The police-agent replied in the affirmative, and was ordered to introduce the prisoner. Héron turned and signed to two men, who appeared escorting Olivier, pale and dejected, his hands tied behind his back. The young man, no longer resisting, seemed already to offer himself as a victim.

"He is a nice-looking fellow," observed Madame Lebas, in a low voice.

Héron pushed Olivier forward, who, perfectly indifferent to his impending cross-examination, stood sullenly aside. Robespierre, always mistrustful, made a rapid survey of the young man from head to foot, keeping, however, at a safe distance from the fettered prisoner.

"What have you learnt about him?" he asked Héron.

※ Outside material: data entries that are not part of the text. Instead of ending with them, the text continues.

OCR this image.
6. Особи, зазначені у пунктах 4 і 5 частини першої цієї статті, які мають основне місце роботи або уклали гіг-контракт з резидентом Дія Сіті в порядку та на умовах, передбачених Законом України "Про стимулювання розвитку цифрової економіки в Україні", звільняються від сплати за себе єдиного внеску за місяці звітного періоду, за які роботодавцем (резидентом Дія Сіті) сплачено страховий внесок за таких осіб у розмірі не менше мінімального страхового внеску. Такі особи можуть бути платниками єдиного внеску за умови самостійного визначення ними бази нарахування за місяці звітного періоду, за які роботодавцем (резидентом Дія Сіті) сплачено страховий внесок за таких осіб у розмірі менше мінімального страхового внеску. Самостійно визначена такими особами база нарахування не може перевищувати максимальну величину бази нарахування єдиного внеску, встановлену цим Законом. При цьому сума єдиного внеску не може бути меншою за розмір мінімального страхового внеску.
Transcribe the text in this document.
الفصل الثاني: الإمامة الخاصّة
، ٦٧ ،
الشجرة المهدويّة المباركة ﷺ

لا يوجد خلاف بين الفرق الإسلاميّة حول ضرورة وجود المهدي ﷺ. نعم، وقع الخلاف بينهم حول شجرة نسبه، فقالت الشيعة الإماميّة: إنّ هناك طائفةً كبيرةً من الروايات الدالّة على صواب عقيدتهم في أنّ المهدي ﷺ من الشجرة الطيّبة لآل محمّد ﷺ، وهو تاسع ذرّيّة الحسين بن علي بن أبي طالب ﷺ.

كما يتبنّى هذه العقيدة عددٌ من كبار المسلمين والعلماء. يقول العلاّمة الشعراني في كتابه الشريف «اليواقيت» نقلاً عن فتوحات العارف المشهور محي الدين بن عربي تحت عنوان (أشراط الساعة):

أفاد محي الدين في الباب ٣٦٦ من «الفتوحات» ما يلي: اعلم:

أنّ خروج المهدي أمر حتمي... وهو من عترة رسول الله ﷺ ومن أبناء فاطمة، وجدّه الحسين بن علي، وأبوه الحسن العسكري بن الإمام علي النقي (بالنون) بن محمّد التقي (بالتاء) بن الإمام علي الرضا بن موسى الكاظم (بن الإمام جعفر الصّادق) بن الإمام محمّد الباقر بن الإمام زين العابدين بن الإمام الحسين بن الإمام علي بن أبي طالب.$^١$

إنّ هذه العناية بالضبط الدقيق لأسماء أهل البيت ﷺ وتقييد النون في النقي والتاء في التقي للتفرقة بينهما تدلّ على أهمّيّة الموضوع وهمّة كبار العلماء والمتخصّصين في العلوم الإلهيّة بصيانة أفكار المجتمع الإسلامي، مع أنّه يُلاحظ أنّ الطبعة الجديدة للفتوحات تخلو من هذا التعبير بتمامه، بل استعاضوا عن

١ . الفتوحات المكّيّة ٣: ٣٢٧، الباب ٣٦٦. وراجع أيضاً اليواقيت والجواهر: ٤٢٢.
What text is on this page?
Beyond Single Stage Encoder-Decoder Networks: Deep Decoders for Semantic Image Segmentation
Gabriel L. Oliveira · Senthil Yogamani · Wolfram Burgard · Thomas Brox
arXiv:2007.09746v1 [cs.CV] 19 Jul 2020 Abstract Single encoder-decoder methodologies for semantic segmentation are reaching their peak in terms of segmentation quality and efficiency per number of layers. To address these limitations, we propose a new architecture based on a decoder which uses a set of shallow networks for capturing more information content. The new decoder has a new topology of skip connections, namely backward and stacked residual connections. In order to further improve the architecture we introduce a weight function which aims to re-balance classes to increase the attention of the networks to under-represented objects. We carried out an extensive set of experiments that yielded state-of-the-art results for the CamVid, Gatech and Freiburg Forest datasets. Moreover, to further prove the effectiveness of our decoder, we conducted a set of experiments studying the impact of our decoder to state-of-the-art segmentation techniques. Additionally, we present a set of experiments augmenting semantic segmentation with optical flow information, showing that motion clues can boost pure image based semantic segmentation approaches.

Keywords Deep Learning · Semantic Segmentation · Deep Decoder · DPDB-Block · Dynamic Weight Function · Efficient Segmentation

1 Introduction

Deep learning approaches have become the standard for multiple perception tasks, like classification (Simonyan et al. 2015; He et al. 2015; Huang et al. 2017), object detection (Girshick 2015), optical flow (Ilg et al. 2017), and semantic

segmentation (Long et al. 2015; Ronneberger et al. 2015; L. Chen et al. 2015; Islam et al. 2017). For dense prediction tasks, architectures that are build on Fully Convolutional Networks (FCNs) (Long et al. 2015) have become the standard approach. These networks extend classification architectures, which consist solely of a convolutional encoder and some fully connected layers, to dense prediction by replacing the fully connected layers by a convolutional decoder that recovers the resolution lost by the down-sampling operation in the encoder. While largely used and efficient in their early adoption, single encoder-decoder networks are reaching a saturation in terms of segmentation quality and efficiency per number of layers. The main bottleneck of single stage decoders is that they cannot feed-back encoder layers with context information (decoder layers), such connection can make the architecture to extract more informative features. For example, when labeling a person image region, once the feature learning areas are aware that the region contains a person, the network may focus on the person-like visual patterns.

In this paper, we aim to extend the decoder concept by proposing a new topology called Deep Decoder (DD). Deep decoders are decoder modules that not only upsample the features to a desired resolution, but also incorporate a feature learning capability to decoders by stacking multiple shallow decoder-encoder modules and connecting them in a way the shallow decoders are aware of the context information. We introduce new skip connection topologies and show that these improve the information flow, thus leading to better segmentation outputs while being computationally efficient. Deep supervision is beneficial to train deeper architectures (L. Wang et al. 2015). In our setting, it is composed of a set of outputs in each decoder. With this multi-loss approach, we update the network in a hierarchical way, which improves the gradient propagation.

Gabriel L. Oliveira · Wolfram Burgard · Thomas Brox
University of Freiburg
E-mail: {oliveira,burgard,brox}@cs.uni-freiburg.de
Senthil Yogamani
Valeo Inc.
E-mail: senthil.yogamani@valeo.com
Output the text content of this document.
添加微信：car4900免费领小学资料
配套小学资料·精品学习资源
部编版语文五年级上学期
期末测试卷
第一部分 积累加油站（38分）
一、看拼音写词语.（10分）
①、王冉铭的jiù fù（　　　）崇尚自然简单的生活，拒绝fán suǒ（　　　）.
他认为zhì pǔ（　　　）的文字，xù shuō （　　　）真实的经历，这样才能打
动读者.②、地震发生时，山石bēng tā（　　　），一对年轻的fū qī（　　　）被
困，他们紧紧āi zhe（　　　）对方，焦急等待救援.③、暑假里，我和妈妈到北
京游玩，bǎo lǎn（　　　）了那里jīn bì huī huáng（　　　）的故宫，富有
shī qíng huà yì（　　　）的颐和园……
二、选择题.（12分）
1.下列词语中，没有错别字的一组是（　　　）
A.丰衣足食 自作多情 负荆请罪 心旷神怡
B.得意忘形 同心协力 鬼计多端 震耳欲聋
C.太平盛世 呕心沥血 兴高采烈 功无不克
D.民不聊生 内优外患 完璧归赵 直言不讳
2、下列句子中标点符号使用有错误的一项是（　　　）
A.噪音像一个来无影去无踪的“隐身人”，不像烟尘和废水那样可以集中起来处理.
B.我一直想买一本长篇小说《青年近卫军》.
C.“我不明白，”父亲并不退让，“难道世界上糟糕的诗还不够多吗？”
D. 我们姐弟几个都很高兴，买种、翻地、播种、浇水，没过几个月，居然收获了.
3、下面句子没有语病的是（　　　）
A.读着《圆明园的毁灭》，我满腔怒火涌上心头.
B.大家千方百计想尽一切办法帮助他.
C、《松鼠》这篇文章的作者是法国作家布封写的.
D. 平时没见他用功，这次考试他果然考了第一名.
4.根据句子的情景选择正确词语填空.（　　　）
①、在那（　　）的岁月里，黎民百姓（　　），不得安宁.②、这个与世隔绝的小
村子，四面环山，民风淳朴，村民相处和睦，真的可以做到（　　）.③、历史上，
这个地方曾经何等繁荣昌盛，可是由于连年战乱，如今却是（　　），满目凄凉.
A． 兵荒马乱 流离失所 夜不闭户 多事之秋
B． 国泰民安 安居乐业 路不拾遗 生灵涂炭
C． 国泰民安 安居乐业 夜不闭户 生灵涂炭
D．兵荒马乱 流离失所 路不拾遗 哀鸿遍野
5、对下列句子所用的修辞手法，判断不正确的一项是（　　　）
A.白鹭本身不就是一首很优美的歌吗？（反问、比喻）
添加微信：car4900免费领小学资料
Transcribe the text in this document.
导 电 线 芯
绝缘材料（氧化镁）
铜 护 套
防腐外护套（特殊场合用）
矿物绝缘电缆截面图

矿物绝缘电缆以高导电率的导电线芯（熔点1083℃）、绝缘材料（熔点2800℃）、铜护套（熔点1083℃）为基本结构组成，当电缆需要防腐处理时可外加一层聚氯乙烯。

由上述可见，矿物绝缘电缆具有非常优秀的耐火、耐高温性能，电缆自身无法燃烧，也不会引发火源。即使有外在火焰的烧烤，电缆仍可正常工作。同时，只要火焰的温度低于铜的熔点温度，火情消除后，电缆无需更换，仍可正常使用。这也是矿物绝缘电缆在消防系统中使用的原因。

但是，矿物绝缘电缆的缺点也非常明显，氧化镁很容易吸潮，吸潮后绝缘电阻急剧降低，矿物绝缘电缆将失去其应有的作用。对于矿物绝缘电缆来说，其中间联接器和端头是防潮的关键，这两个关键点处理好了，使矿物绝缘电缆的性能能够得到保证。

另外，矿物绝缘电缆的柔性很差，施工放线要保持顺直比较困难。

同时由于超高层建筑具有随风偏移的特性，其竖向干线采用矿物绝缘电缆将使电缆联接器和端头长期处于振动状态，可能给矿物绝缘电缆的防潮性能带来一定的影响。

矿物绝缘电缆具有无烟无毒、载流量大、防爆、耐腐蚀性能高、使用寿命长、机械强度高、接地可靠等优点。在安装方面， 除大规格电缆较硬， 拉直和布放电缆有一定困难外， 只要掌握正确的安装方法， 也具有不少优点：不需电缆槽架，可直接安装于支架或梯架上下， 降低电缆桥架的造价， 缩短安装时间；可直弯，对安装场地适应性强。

The agent did not know much. The day before, while under arrest, the prisoner had let fall some words by which Héron understood that his mother, arrested with a young girl he loved, was threatened with the scaffold. But since his imprisonment he had been completely mute. No one had been able to draw a word from him, and things would have very likely remained thus had not Madame Beaugrand, a lodging-house keeper of the Rue du Rocher, come to the police-station for the purpose of obtaining some particulars of the arrest, the news of which had reached her. From the description of the young man she fancied he might be one of her lodgers, who had arrived the day before, and inscribed himself under the name of Germain, blacksmith's apprentice. Brought face to face with the prisoner, she exclaimed immediately, "Oh yes! it is he! most certainly!"

"And his papers!" asked Robespierre.

"He had none! Not even a passport! They had only found in his possession a set of keys, some paper-money in assignats, a pocket-book, and some small change in a purse." As he spoke, Héron placed these articles on the table.

"And no arms?" interposed Robespierre again.

The police-agent replied in the negative.

"Untie his hands. We shall see if they are a workman's."